My Relationship Sent Me To Therapy
My relationship sent me to therapy. Actually, two romantic relationships sent me to therapy for radically different reasons. I thought the first was love. I really did. 2 years of sacrifice, of learned silence, of negotiation within myself as to why I should stay. He said he loved me, and I’m sure he did. He loved the version of me I’d transformed into over the time we were together to keep him around. I’d learned how to silence the voice that said I wasn’t happy, to put his desires before mine, and his priorities above mine. If he said he only had one night to give me each week, I’d find a way to make that okay. My only goal was to keep him. If he didn’t want me, who would?
Slowly but surely, I let myself drift away from myself. That’s what surprises people most when I tell them about that time in my life. For someone who is such a proud and public feminist, I let any semblance of equality and partnership in that relationship turn into a single-party system of power and control. He had it all – and I’m sure that’s why he loved “me”. He wasn’t really loving me – he loved himself. And that’s who it was all about. It happened slowly over time. Two years, to be exact. Every little decision opened the gates for the next. Every justification gave way to an internal shift in priorities. Fear spoke louder than logic or emotion and I formed myself into a woman I no longer recognized. At the end of it all, he did what he’d always done – he chose himself. And I was left to clean up the mess.

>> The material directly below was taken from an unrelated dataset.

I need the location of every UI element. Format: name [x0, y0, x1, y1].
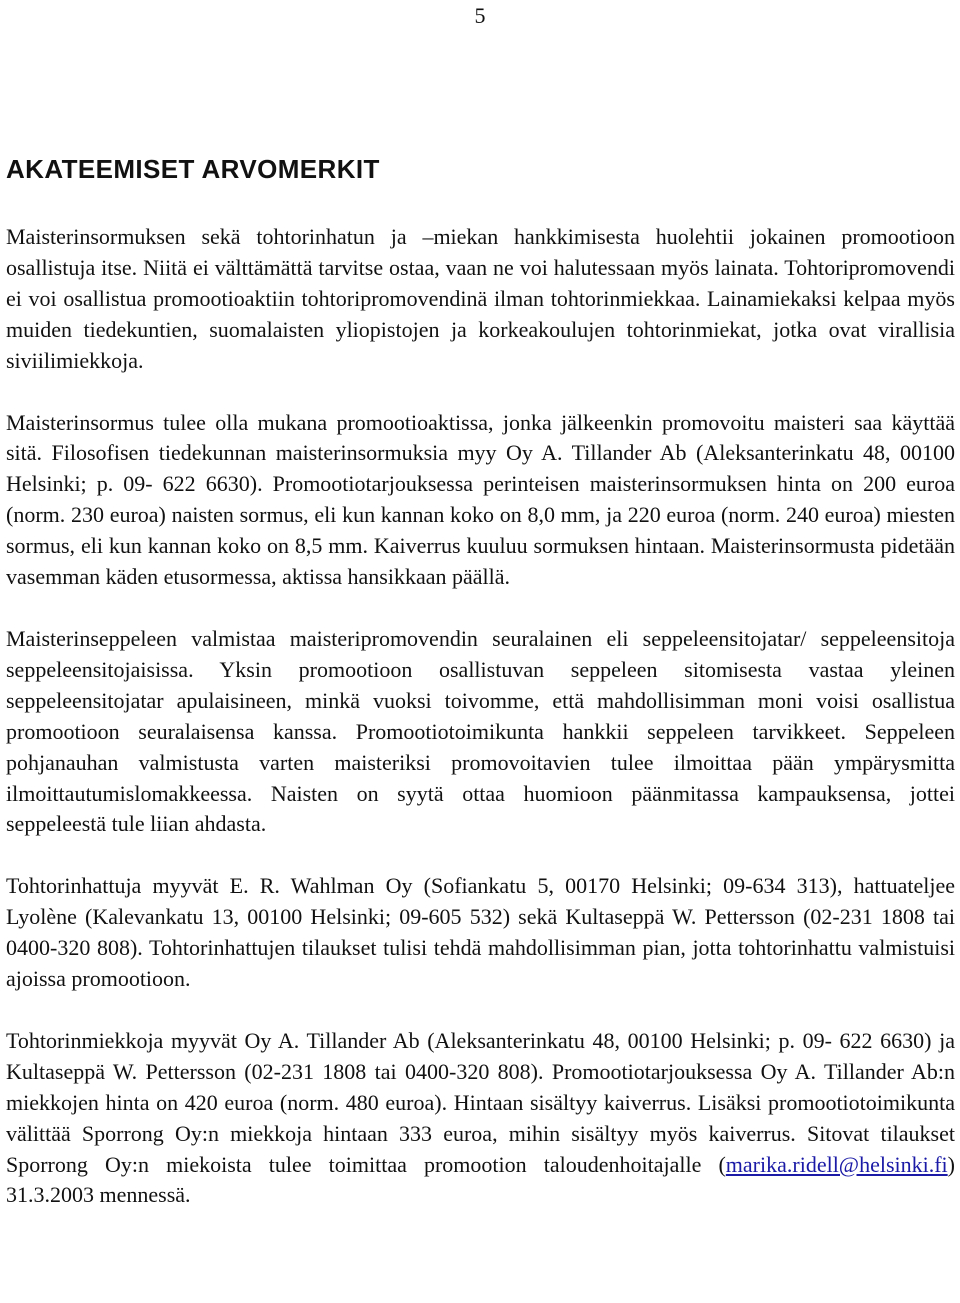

It took a full 9 months to understand what had happened and who I’d become. I had to pick up each piece of who I was like glass shattered on the floor. The most challenging part was realizing some of those “I would never do that just for a guy…” beliefs I’d had were no longer true statements. They’d have to be replaced with new phrases like “I did that once, and I lost myself. Here’s why I’ll never do it again…” Above all, the most challenging part was sitting down with my therapist and attempting to understand what it meant to be loved in a romantic relationship. My perspective had become so twisted and foreign that I didn’t even know where to start. It was like a pile of necklaces that have become so knotted and tangled around each other that you can’t figure out where to begin. One knot at a time – that’s how it all came undone.
The broken pieces of glass had been made stronger and I put them back together to create something that felt more like solid concrete. I was stronger, healthier, and I knew how to communicate what I wanted and needed. Therapy made me into the woman I am today, and I am eternally grateful. I felt joy again, I felt capable of establishing boundaries again, and the anger I felt toward my ex had evolved into a feeling of… nothing. The only place he lived was in my past. I was a whole new version of me and I felt fantastic. Then, I met my current boyfriend. Back to therapy I went.
This time, it was for all the best reasons.”This guy doesn’t expect me to do anything. What do I do with that? He wants to spend time with me as much as he can and I don’t have to apologize for everything. How do I even work with that? PLUS, if we disagree on something he wants to, like, talk about it instead of just making me feel wrong. WHAT?!”
I was baffled. He was a relationship I didn’t believe existed and, friends, I had to work through some STUFF to understand how to function with it. He was amazing… and I was panicked. It was then that I realized how much learning I still had to do. I may have found a new way to be me, but I still had to form a new understanding of a healthy and happy relationship. No manipulation, power dynamics, control, or silence. I was good enough as I was. This man wasn’t asking me to hustle or sacrifice or submit to him. He just wanted to know me, and it was terrifying. I was a nervous wreck for the first month we dated. Each day brought a new reason why I wasn’t good enough, a new reason to break-up, or a sense of panic whenever he reminded me that I didn’t have to apologize. I sought help and he was there to support. It’s been almost a year now and we’re better than ever. Therapy is still a part of my life and so is he.
Two relationships have sent me to therapy for radically different reasons. Through it all, I’m proud of myself for doing the work. My time in those sessions helped me heal from the damage one boy did and taught me how to love myself again. I released a lot of shame, anger, pain, and confusion. Therapy empowered me with a toolbox of coping mechanisms to combat anxiety and perfectionism while learning how to communicate those feelings to someone who genuinely loves me. It took time and a heap of kindness poured over myself, but the best personal-growth requires both. My relationships sent me to therapy and I’m stronger for it. Don’t get it confused – therapy is the life-raft, not an indication of weakness.